PPI Taxation Timebomb?
Welcome to 2013
Firstly welcome to my first blog posting for 2013. New year, new resolution .. more blogs. Well, we shall see. If you have any ideas on subjects or topics that you’d like me to cover in a blog, please drop me an email to email@example.com
Payment Protection Insurance (PPI) and the potential tax timebomb
I’m not setting out to add a service to new or existing clients as reclaiming PPI is something most people should be able to manage using the excellent guides provided on the internet – particularly those by Martin Lewis at MoneySavingExpert.

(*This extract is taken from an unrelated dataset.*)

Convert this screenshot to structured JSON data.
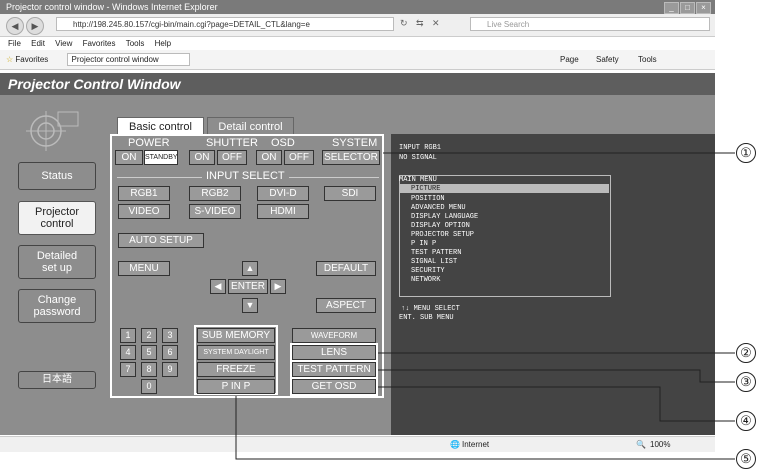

If you are or have been successful in reclaiming miss-sold PPI the funds you receive should be broken down into different elements:
a) The actual PPI premiums you have paid
b) Any interest that you have paid on those premiums (e.g. credit card, overdraft or loan interest)
c) A refund of any default charges that may have been incurred.
d) Interest on the premiums
Depending on the time and the value of the PPI premiums some of these figures could be quite significant.
The letters I have seen recently are quite lengthy. Let’s face it, most people are just interested in seeing what the final figure is aren’t they? Why plough through several pages of gobbledegook? Well, the letters do actually advise you that the interest on the premiums part of the compensation (i.e. item d on the list above) is actually paid gross and is subject to UK taxation!
So if you have been successful in recovering miss-sold PPI you should tell your hard-pressed accountant* now that you have received this so that he or she can make the appropriate entries on your tax return for 2011/12 – or indeed amend a previous year’s return if necessary.
I am wondering if this is a potential Enquiry bombshell awaiting many taxpayers over the coming years? How many taxpayers (or accountants for that matter) have ensured that this interest element is shown on tax returns for 2010/11 and onwards? If HMRC hasn’t already obtained a list of taxpayers to whom PPI has been repaid I wonder how long it will be before they request this information? Don’t be caught by a painful Enquiry over something so simple – tell your accountant now!
If you need any help with this matter or have any self-assessment or tax return problems, please do not hesitate to contact me.
*why is your accountant hard-pressed? Well, right now we are in the middle of January and the final filing deadline for self-assessment is 31st January 2013 so he or she is working hard to ensure that all his or her clients’ tax returns are filed on time.